Коня сюда! – Ведут коня.
Нет благородней скакуна!
Татарин истый! Лишь два дня,
Как был он взят из табуна.
Он с мыслью спорил быстротой,
Но дик был, точно зверь лесной,
Неукротим: он до тех пор
Не ведал ни узды, ни шпор.
Взъероша гриву, опенен,
Храпел и тщетно рвался он,
Когда его, дитя земли,
Ко мне вплотную подвели.
Ремнем я был к его спине
Прикручен, сложенным вдвойне;
Скакун отпущен вдруг, – и вот,
Неудержимей бурных вод,
Рванулись мы – вперед, вперед!
Вперед! – Мне захватило грудь.
Не понял я – куда наш путь.
Бледнеть чуть начал небосвод;
Конь, в пене, мчал – вперед, вперед!
Последний человечий звук,
Что до меня донесся вдруг,
Был злобный свист и хохот слуг;
Толпы свирепой гоготня
Домчалась с ветром до меня.
Я взвился в ярости, порвал
Ремень, что шею мне сжимал,
Связуя с гривою коня,
И на локтях кой-как привстал,
И кинул им проклятье. Но
Сквозь гром копыт, заглушено,
К ним, верно, не дошло оно.
Досадно!.. Было б сладко мне
Обиду им вернуть вдвойне!..
Вперед, вперед – мой конь и я —
На крыльях ветра! След жилья
Исчез. А конь все мчался мой,
Как в небе сполох огневой,
Когда мороз, и ночь ясна,
Сияньем северным полна.
Ни городов, ни сел, – простор
Равнины дикой, темный лес
Каймой, да на краю небес
Порой, на смутном гребне гор,
Стан башни: от татар они
Хранили степь в былые дни...
Был сер и дымен небосвод;
Унылый ветр стонал порой,
И с ним бы стон сливался мой,
Но мчались мы – вперед, вперед —
И глох мой вздох с моей мольбой.
Лил ливнем хладный пот с меня
На гриву буйную коня,
И, в ярости и страхе, тот,
Храпя, все длил безумный лет.
Порой казалось мне, что он
Скок замедляет, изнурен;
Но нет, – нетрудной ношей был
Мой легкий стан для ярых сил;
Я шпорою скорей служил:
Лишь дернусь, боли не стерпев
В руках затекших, – страх и гнев
Коню удваивают пыл;
Я слабо крикнул, – сгоряча
Рванулся он, как от бича:
Дрожа при каждом звуке, он
За трубный рев мой принял стон.
Ремень мне кожу перетер
Меж тем, и кровь текла по нем,
И в горле сдавленном моем
Пылала жажда, как костер.
Байрон устрашающе-пространно живописал многодневные страдания Мазепы, которого уже почти при смерти подобрали казаки. На самом же деле он отделался менее страшно – конь ринулся в свою конюшню. Само собой, он не выбирал дороги, и собственная прислуга насилу признала своего исцарапанного и окровавленного господина, когда лошадь примчалась во двор его матери.

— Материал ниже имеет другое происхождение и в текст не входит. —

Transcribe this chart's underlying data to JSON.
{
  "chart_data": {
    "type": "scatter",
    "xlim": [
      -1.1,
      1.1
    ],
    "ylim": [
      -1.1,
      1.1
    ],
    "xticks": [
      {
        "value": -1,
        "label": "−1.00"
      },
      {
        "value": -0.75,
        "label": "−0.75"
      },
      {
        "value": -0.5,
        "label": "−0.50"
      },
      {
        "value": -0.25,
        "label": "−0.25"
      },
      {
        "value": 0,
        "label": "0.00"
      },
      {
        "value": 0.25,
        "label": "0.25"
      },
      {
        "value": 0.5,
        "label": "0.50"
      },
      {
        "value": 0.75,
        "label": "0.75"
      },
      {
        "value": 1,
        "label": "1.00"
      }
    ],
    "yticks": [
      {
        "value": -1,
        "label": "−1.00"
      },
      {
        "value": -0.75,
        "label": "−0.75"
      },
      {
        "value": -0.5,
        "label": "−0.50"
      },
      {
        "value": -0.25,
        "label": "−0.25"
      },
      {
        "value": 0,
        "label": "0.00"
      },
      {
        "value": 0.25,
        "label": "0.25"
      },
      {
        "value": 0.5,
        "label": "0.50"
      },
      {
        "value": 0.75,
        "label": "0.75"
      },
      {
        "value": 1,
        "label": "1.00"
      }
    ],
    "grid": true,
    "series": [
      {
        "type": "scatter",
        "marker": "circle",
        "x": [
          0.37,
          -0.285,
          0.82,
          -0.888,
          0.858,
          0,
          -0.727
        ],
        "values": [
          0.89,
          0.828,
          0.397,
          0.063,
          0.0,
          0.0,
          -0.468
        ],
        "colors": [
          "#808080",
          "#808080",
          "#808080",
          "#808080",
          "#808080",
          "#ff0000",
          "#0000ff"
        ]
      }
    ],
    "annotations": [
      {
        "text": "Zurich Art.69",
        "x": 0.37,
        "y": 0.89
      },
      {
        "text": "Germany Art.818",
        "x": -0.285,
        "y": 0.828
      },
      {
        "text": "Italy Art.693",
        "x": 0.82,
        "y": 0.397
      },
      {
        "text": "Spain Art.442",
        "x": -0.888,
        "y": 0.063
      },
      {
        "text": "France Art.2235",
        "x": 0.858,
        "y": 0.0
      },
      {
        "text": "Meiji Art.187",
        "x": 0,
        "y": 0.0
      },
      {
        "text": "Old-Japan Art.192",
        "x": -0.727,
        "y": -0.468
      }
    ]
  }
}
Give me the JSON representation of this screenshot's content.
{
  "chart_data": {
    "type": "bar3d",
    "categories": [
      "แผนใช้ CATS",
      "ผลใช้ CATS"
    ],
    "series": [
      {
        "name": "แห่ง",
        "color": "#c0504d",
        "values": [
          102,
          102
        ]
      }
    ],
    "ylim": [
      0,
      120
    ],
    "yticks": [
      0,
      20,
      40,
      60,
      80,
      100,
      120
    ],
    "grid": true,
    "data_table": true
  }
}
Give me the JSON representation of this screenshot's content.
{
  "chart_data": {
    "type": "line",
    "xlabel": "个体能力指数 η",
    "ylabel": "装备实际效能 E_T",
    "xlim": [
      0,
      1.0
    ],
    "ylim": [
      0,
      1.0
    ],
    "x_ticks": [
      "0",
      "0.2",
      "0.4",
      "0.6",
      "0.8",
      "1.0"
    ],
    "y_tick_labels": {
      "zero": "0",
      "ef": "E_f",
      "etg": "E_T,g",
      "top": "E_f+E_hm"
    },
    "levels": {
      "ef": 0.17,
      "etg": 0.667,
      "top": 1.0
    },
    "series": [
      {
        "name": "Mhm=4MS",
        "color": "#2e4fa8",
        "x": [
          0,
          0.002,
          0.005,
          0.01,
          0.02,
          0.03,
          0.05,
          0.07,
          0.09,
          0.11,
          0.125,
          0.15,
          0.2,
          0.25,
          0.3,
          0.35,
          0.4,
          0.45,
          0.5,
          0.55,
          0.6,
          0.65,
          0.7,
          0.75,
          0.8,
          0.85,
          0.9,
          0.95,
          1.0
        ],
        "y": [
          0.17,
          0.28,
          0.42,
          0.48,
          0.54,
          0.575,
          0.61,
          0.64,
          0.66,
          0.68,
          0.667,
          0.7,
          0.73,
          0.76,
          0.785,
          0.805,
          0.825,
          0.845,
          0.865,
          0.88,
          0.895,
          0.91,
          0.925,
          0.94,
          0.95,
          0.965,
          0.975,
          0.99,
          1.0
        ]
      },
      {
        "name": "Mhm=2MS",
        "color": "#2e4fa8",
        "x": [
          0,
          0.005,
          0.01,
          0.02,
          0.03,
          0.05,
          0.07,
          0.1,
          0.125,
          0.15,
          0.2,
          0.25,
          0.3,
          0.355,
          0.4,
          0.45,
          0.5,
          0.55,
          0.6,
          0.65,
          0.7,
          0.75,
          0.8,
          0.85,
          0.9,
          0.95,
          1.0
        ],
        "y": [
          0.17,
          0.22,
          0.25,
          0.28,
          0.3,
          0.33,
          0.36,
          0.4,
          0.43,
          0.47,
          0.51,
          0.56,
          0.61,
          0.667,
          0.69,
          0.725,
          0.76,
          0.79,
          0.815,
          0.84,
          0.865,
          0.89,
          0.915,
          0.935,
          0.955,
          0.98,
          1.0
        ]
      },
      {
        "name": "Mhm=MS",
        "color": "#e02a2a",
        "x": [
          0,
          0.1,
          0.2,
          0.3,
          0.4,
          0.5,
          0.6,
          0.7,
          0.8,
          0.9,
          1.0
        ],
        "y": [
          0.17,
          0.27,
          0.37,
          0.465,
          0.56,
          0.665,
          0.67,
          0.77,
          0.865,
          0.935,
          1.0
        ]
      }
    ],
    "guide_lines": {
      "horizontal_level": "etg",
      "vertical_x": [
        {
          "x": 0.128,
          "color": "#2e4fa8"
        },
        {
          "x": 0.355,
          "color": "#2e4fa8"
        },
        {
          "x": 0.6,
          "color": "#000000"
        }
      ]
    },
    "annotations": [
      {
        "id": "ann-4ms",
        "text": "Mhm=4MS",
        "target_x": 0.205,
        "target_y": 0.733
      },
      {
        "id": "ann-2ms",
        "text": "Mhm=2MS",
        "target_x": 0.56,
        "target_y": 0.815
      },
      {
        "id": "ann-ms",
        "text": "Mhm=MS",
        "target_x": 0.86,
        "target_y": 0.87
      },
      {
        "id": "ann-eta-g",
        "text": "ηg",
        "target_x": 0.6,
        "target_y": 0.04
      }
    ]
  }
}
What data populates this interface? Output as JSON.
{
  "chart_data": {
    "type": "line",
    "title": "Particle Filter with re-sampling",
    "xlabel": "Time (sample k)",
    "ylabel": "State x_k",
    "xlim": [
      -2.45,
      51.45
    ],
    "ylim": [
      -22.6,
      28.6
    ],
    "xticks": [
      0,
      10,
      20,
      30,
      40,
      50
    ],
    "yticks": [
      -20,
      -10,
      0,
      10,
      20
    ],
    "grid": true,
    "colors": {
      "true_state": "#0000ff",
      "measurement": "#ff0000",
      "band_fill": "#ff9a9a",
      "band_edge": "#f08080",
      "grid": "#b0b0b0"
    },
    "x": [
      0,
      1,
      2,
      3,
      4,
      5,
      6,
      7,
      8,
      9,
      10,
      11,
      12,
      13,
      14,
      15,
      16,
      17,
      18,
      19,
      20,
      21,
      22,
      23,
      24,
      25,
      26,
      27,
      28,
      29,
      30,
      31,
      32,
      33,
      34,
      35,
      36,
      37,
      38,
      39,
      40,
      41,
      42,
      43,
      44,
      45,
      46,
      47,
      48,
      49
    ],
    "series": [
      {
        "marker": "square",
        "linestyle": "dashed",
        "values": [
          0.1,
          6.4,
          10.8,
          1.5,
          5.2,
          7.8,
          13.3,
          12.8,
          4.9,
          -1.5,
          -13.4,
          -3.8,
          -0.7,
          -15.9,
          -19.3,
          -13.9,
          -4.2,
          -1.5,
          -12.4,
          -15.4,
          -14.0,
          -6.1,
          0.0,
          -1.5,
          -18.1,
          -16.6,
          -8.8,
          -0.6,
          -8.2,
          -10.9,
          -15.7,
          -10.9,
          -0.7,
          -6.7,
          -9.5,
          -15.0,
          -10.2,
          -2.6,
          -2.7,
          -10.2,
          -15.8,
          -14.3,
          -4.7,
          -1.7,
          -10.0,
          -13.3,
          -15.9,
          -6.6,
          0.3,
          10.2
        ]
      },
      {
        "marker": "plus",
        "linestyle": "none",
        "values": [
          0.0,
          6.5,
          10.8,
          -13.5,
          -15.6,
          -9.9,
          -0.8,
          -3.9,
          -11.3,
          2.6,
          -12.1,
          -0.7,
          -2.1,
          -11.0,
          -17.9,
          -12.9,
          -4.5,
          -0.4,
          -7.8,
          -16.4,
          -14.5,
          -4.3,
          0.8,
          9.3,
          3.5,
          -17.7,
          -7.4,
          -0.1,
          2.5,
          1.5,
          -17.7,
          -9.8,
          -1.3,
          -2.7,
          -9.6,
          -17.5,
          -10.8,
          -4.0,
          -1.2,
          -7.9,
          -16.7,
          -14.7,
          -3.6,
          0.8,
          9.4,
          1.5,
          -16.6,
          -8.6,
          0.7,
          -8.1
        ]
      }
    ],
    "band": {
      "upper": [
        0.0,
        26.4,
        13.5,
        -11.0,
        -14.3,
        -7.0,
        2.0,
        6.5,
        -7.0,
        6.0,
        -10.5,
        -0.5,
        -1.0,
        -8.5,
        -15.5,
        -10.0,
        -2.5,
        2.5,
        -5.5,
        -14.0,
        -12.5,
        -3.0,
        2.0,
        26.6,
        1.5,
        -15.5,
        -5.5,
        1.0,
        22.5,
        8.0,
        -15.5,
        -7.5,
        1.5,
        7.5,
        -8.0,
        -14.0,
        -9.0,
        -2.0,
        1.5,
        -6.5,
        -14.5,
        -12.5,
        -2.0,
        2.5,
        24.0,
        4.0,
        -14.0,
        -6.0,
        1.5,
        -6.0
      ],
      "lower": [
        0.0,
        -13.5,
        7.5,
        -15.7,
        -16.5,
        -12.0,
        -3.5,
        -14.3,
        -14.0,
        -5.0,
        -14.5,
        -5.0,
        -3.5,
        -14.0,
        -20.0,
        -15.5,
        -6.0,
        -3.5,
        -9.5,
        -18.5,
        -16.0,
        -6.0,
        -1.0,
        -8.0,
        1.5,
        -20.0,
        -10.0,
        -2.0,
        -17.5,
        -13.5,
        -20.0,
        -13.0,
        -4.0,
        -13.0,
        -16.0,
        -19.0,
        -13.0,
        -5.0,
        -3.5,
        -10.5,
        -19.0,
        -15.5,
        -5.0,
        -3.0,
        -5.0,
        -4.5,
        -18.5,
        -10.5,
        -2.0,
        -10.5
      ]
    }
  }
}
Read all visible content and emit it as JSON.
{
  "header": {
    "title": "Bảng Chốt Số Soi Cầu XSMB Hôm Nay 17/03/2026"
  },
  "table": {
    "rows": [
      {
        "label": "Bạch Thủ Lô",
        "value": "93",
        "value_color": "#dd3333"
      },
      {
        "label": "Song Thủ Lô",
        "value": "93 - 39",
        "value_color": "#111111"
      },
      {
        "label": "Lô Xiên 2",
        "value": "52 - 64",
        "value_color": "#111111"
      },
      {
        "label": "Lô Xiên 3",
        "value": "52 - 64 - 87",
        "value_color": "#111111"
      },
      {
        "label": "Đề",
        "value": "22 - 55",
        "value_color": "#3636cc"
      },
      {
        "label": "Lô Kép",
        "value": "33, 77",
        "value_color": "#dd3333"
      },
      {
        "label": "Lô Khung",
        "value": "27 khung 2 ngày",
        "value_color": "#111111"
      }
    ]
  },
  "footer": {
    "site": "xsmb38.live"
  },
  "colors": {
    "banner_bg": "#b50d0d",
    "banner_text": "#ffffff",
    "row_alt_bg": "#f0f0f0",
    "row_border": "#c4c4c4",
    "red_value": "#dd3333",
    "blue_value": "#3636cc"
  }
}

Говорят также, будто обманутый муж раздел Мазепу донага, обмазал дегтем, обвалял в пуху и только потом привязал к седлу лошади задом наперед.
Так было или иначе, понятно одно: после подобного бесчестья Мазепа был вынужден уехать из Польши на Украину, лелея самые неистовые замыслы мести и Польше вообще, и Фальбовскому в частности. Ну, что, как всякий малоросс, тем паче – казак, беспрестанно схватывался он с первым попавшимся шляхтичем, это само собой разумеется, насчет же личной мести история умалчивает, хотя Байрон живописал сожженное поместье Фальбовского.